I've had mine bind at any position along the Y axis. It can jam so hard as to stall the power drive, and be extremely hard to turn by hand. Or, one time, back when I still "gently snugged" the screw as the manual recommends, the screw loosened enough that the top heavy Y xis nut flopped over and completely out of its driven slot. One thing I have not yet tried is getting a replacement nut retainer screw with a slug of nylon embedded in it to lock it in place, similar to the upgrade screws LMS sells so you don't need locking nuts on your gib screws (those work very well!). I've had trouble finding such screws, because I don't know what the industry calls them, so descriptive searches lead nowhere.Agreed, this is when mine binds, in the middle of a job but it’s only when the Y-axis is almost at its end. Speaking of, can you post a picture of your spacer ?
I've posted a drawing image of it earlier in the thread in post # 20 which shows the detail of its construction. It is installed now, so if I took a photo of it, all you are going to see is the top of an aluminum rectangle 0.540" thick, matching the width of the crank bearing support block.
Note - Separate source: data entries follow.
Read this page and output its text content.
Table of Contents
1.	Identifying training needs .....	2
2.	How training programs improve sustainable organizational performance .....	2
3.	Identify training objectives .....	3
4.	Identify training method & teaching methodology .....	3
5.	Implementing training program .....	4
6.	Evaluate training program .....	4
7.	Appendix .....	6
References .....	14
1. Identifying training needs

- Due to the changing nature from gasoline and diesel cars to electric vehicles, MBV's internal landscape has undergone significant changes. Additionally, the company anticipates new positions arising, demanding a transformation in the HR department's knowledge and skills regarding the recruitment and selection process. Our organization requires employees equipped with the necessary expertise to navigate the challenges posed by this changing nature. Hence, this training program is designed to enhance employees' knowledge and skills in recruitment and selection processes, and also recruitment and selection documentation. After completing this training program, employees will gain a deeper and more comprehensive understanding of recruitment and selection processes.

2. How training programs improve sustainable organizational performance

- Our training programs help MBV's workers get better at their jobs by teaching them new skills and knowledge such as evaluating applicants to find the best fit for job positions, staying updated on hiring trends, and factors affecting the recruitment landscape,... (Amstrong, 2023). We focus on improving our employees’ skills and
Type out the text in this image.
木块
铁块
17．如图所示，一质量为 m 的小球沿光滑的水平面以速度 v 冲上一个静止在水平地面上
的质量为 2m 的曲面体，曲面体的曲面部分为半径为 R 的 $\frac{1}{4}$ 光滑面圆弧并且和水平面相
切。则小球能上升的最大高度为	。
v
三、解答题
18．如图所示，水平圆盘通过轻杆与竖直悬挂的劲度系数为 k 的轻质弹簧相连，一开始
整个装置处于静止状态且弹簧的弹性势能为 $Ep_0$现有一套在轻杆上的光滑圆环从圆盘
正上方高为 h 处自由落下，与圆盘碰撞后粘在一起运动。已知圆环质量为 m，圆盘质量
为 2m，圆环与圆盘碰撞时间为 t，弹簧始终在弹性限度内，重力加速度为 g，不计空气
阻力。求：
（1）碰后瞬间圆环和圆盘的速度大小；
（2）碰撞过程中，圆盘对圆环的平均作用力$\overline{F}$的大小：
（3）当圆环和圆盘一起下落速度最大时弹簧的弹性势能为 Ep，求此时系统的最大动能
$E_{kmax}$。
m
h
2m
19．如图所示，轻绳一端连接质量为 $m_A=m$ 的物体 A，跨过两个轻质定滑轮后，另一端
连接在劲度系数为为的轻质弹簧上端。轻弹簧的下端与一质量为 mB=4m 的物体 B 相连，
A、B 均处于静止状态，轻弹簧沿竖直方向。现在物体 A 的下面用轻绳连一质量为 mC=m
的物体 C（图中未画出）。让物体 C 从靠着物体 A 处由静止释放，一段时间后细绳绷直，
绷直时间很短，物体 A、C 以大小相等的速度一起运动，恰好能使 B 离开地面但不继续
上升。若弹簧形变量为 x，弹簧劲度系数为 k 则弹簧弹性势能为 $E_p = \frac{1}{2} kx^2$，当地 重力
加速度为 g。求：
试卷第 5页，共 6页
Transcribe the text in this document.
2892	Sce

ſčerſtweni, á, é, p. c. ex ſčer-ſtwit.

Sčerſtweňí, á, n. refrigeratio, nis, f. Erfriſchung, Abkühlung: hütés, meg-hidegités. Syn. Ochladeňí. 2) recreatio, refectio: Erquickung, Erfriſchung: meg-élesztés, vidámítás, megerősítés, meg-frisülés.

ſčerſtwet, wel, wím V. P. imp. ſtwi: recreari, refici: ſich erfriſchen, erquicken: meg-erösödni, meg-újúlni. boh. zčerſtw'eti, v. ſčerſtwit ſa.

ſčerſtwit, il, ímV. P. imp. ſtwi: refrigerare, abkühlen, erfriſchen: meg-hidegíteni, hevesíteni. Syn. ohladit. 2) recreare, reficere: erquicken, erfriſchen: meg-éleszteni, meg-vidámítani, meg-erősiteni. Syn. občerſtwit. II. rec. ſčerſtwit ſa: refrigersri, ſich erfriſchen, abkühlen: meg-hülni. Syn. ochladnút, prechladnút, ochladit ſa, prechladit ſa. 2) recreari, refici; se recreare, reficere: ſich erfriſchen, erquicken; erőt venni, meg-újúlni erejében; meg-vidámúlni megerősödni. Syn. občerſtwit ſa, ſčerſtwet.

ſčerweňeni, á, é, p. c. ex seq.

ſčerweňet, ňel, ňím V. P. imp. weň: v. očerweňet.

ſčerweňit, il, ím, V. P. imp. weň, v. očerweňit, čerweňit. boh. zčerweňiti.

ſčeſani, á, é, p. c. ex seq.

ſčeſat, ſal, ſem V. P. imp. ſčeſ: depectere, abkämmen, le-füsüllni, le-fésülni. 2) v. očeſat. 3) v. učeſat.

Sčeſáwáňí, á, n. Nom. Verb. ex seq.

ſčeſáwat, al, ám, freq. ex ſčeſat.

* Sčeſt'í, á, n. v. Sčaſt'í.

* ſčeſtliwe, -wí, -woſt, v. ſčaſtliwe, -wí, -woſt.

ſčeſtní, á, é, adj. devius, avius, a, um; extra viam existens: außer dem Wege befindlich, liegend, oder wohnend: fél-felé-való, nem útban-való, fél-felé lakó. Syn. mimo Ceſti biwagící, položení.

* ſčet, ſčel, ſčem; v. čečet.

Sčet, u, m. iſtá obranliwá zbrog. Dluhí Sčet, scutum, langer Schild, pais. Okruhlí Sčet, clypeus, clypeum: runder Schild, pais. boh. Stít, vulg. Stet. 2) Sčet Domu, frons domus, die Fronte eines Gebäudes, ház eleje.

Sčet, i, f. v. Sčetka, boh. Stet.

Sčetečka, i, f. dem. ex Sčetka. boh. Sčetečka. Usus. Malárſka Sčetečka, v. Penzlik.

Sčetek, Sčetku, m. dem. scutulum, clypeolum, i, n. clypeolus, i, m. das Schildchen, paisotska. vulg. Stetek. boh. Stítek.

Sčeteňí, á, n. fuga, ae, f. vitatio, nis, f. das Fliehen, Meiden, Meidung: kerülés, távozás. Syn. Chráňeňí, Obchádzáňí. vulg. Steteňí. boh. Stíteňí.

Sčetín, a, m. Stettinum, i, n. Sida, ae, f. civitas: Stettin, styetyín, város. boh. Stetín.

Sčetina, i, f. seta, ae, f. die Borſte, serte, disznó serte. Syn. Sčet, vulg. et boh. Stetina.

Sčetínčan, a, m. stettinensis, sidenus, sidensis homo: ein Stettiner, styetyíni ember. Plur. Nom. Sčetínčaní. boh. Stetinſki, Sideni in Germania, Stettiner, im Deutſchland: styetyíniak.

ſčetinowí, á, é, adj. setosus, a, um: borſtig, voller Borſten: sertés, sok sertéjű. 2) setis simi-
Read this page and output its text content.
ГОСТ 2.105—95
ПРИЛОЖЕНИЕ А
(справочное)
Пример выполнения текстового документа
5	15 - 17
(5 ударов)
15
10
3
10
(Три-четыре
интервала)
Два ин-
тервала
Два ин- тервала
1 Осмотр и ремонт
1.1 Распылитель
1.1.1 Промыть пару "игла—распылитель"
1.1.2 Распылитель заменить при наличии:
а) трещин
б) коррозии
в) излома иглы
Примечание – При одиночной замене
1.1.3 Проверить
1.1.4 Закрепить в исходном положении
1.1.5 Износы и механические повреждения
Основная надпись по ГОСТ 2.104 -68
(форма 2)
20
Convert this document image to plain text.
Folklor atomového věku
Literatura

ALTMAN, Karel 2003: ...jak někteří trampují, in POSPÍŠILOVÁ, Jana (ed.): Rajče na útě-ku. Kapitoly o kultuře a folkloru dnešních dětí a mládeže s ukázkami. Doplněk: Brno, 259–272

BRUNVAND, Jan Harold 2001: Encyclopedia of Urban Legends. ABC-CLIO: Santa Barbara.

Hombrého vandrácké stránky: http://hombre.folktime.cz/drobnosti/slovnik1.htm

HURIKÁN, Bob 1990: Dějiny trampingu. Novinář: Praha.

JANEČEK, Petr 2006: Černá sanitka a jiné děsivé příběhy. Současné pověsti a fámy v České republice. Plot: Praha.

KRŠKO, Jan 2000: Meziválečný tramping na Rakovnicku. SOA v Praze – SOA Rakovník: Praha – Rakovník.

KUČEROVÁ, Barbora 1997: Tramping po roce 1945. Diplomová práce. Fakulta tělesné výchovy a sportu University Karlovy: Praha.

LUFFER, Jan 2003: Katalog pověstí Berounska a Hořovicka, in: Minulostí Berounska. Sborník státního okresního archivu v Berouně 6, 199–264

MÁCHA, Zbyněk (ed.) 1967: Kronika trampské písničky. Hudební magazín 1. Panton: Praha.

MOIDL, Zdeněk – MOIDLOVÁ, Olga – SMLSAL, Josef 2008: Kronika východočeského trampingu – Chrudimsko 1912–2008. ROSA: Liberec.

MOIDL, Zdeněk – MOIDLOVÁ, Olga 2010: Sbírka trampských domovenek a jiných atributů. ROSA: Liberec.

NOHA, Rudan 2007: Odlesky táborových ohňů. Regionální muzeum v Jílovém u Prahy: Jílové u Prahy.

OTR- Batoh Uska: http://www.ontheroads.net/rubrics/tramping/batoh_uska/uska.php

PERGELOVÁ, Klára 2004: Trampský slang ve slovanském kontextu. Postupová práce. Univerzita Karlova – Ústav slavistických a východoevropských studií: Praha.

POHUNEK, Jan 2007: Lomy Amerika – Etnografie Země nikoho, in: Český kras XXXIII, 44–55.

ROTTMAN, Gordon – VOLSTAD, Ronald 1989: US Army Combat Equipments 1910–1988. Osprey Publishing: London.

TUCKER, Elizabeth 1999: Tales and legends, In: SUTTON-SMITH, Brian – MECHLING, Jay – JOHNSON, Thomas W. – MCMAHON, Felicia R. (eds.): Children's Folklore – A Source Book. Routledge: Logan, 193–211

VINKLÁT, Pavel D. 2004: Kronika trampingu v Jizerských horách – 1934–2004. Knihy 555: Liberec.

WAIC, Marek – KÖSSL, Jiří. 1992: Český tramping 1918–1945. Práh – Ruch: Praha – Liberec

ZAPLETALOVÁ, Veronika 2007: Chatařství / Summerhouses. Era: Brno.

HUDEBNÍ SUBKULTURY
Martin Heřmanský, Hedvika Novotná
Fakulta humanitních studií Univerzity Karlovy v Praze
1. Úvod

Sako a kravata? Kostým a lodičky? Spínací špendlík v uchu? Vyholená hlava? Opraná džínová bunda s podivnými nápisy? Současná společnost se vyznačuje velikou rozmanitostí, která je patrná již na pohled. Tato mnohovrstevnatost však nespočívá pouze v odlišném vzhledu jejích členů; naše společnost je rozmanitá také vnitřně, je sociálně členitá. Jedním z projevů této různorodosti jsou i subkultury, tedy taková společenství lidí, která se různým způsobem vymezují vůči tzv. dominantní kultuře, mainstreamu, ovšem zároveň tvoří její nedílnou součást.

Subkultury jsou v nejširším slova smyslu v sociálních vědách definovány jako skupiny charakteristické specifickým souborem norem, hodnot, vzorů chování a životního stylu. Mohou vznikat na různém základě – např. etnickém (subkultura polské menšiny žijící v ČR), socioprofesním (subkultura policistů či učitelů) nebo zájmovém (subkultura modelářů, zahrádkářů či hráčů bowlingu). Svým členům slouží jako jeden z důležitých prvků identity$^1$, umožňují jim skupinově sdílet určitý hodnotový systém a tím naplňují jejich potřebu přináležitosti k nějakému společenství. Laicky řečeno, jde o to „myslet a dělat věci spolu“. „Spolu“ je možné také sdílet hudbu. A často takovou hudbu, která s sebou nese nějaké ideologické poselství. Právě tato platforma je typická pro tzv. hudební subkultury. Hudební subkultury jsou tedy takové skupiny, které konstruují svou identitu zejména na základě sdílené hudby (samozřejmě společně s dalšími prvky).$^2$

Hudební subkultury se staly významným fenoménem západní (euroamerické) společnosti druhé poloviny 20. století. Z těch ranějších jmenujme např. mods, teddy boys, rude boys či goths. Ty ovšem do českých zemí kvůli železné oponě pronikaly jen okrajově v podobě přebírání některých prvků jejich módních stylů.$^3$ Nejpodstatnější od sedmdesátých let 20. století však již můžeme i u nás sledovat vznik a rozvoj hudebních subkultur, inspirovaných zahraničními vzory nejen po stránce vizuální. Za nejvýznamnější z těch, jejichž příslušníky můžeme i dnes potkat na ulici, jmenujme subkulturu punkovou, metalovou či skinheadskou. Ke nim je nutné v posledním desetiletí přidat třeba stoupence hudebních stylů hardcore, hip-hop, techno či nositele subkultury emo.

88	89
One thing I didn't mention before is that adding such a spacer makes it possible for the saddle carrying the table to move toward you beyond being flush in the front of the base casting. Theoretically you could go further with a wider spacer. But since I have a belt driven power drive on the Y axis crank's shaft boss, I could only go this far without having some things make undesirable contact out in front. The power drive uses micro switches to shut it down at both ends of my chosen allowable travel. And to reiterate, this does not "extend" the travel of the Y axis. It "moves" the same amount of overall travel the screw normally allows, placing it further toward the crank, solely to gain space between the back of the table and the face of the solid column, for my DRO scale mounted there.